Hacker News new | ask | show | jobs
by ChrisLomont 2117 days ago
Matrix compile time templates like Eigen result in vastly faster code than doing it in C, since many operations can be compile time simplified. C has no way do do this at compile time.

This is just the tip of the iceberg on using templates and classes to make faster, cleaner code.

2 comments

In C, you could provide a bunch of functions that chain together the permutations of operations that can be optimized. I.e. TransverseMultiplyMatrixInverseDotProduct() or whatever actually makes sense. Since you can't overload operators, folk would have to read through the available functions to find what they need anyway. It wouldn't be pretty, but it would be functional and probably compile down to similar machine code.
No, you cannot, not without putting an incredible amount of work on the programmers plate.

Consider the simple problem of multiplying together a sequence of N matrices of possibly different sizes with the least amount of work. The order you multiply in is determined via some optimization technique. You can try to have a different C function for each N, but eventually you will have some N for which your lib doesn't have the call. Or maybe you'll try to pack pointers into an array and pass that, which is now slower and more memory costly. In any case the order must be solved at runtime.

Templates allow, at compile time for known size matrices, the order to be determined. This cannot be done in generality with C since you cannot in C do it.

And, if the matrices were constexpr, this can be computed at compile time.

So the template method, giving you Turing complete operations, can do things that you cannot do in C.

This is just a simple example, the tip of the iceberg.

I'm not disputing that you can make prettier, more scalable APIs in C++ than in C. My point is that it's not completely hopeless in C either, though. In practice, the user of a matrix math library needs to understand the operations they're doing, and especially so if they actually care about performance. In the example you gave of a string of matrix multiplications, matrix multiplication isn't commutative, so the order is the order that the programmer wrote them in. The compiler is still free to reorder and coalesce redundant calculations with sufficient inlining. Also, N is small for 99% of use cases where performance matters, and when N is large, falling back to a slower "runtime" implementation is perfectly reasonable because the runtime overhead is insignificant compared to the overall cost of the operation; eigen itself does that internally. A blanket claim that pointers are "slower" and memory costly also seems a bit overly simplified. They are usually worse than passing by value for small data sizes, but for larger data sizes, some sort of reference passing somewhere will be faster than doing unnecessary memory copies. For sufficiently large data sizes, a straight forward hand written "runtime" algorithm implementation may even happen to be faster than a compiler generated specialized equivalent depending on the hardware's memory model.

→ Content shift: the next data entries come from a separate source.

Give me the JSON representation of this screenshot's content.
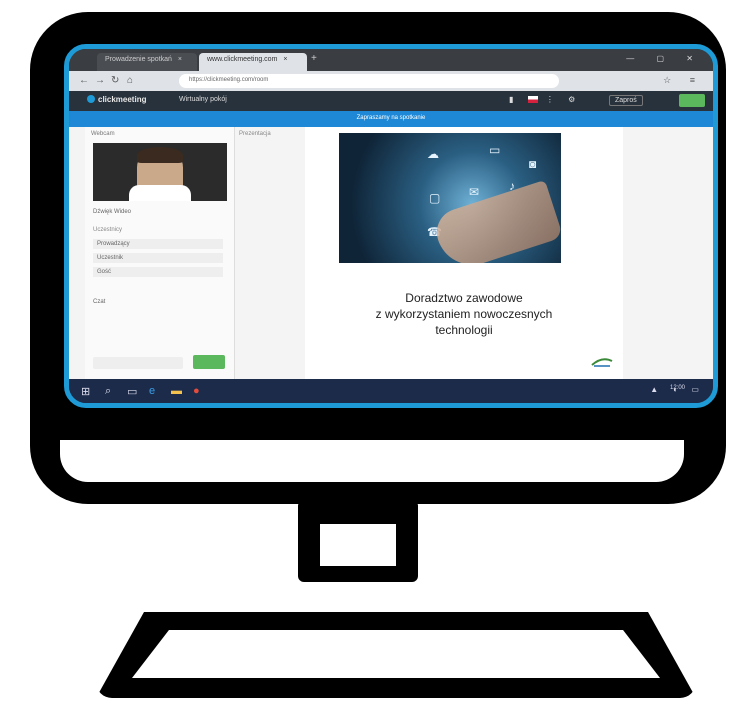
{
  "browser": {
    "tabs": [
      {
        "label": "Prowadzenie spotkań",
        "close": "×"
      },
      {
        "label": "www.clickmeeting.com",
        "close": "×"
      }
    ],
    "new_tab_glyph": "+",
    "address": "https://clickmeeting.com/room",
    "icons": [
      "back-icon",
      "forward-icon",
      "reload-icon",
      "home-icon",
      "star-icon",
      "menu-icon"
    ]
  },
  "app": {
    "logo_text": "clickmeeting",
    "room_name": "Wirtualny pokój",
    "header_button": "Zaproś",
    "banner_text": "Zapraszamy na spotkanie"
  },
  "panel": {
    "title": "Webcam",
    "cam_controls": "Dźwięk   Wideo",
    "list_label": "Uczestnicy",
    "list_items": [
      "Prowadzący",
      "Uczestnik",
      "Gość"
    ],
    "chat_label": "Czat",
    "files_label": "Prezentacja"
  },
  "slide": {
    "line1": "Doradztwo zawodowe",
    "line2": "z wykorzystaniem nowoczesnych",
    "line3": "technologii"
  },
  "taskbar": {
    "clock": "12:00"
  },
  "colors": {
    "accent": "#1e9ad6",
    "banner": "#1e88d6",
    "green_button": "#5cb85c",
    "app_header": "#28323c",
    "taskbar": "#1c2b4a"
  }
}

Eigen is a great library and very convenient to use. It's great to be able to write straight forward chains of matrix operations and trust that the resulting program will be reasonably fast. There's no need to be dogmatic about C vs. C++, though. They're both higher level languages targeting the same underlying hardware. Templates enable library developers to make simple APIs at the expense of more complicated library implementations. In C, it's often necessary to compromise on the simplicity of the API to achieve the same performance, but it also generally means that the library implementations are simpler. The overall quality of the resulting binary can be about the same, and is almost certainly within the same ballpark performance wise. As an embedded engineer, I often need APIs that are compatible with C whether or not the implementation is C++, and I value simple library implementations over complex ones; the libraries and my use cases are often obscure enough that they are buggy, and so the more readable the library is, the easier it is for me to debug them.

As a recent real world example, a coworker, who is a wizard that knows way more than I do about signal processing, implemented some matrix heavy algorithms in a high level language that supports just-in-time compilation down to parallelized CPU and even GPU machine code. It worked great on an x86-64 workstation, but on production hardware, we struggled to get the code to run fast enough; it would peg all the CPUs at 100%. The many layers of libraries and JIT compiliation made the system very hard to debug even after a couple weeks of trying. I suggested re-implementing the algorithm in C++ using whatever matrix library was most convenient, and a few days later the system was running perfectly and averaging 14% of one CPU. The algorithm went from maybe 50 lines of very readable code to 250 lines of relatively ugly code, but we understood what it was doing way better. I believe he used Eigen in the C++ implementation, but whether or not the matrix library was optimized at all, C, C++, or rust, it still would have sipped around 14% of one CPU. My point is that, when performance matters, you need to understand what the software and hardware is doing, and so there's value in simplicity and pragmatism.

Of course you could also just write assembly if you wanted the exact most optimized machine code.

It’s also hard to generalize these things in the form of those kinds of macros. Whereas with something like Eigen, just write your code like normal, you don’t have to worry about the special cases, and the compiler rewrites it for you. That’s one of the nice benefits, one of many, of metaprogramming.

Indeed Eigen is a popular library for its expression templates that make many math operations much faster.